Despite these operational strengths, Sammons believes service remains the most important measure of success in the fronting market.

“In practice, agility and flexibility means solutions are tailored to each client’s strategy, risk appetite and long-term objectives.”

Integrated reinsurance expertise is also central to HDI’s strategy. Combining fronting, reinsurance and alternative risk transfer solutions helps clients improve capital efficiency, build more sophisticated programmes and access broader market capacity.

Market trends are influencing how captives evolve. Traditional multinational property and casualty captives are increasingly incorporating additional lines of business. Organisations are retaining a wider range of risks to improve solvency calculations and increase capital efficiency.

HDI is also seeing growing demand from organisations facing complex, emerging or difficult-to-place risks. Structured and hybrid solutions that combine captive fronting with alternative risk transfer mechanisms are becoming increasingly attractive.

Maintaining underwriting discipline within customised arrangements is essential. HDI separates underwriting decisions from programme structuring while ensuring close collaboration between specialist teams. Experienced underwriters remain responsible for pricing and risk selection, while captive, alternative risk transfer and operations specialists focus on programme design and delivery.

Capital efficiency has become another major priority. Organisations are increasingly focused on reducing trapped capital and exploring alternatives to traditional collateral structures. Where letters of credit and parental guarantees once dominated, clients are now considering options such as surety bonds, asset-backed trusts and cash trusts to improve balance-sheet efficiency and programme flexibility.

Looking ahead, HDI believes it is well positioned to support greater captive activity if proposed UK captive reforms proceed. Sammons highlights recent investment in dedicated service teams and a strong UK servicing hub.

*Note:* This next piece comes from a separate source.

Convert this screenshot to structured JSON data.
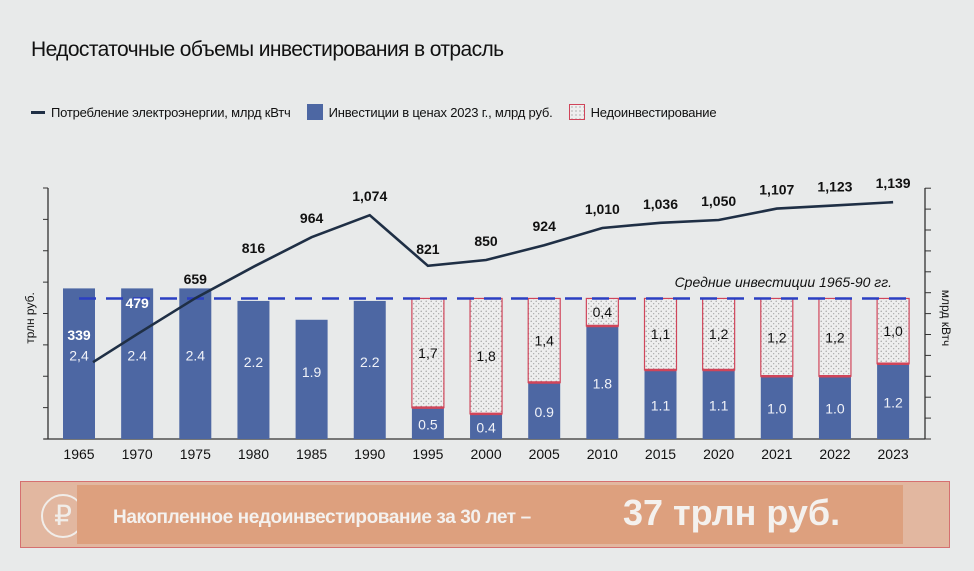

Captives remain central to HDI’s broader alternative risk transfer strategy. Sammons describes them as a gateway to more advanced and customised risk financing solutions.

These capabilities are increasingly valuable for unconventional and difficult-to-place risks. HDI combines underwriting expertise, global network capabilities and alternative risk transfer resources to help clients structure and retain risks that might not fit traditional insurance markets.

Captives are also expected to play a growing role in sustainability initiatives and energy transition risks. As organisations address exposures linked to renewable energy, ESG objectives and carbon-related liabilities, captives can provide a mechanism for retaining risk, gathering data and supporting long-term strategies.

In areas where commercial insurance capacity remains limited, captives offer flexibility and control while helping generate the data required for broader market participation. Sammons points to a client initiative incorporating carbon credits into claims settlement, illustrating how captives can support evolving sustainability objectives.

For HDI, the future of captive insurance lies in combining global capabilities, integrated risk transfer expertise and responsive service. While technology, infrastructure and scale contribute to success, Sammons believes exceptional service remains the most important factor in helping clients achieve evolving risk management and financing goals.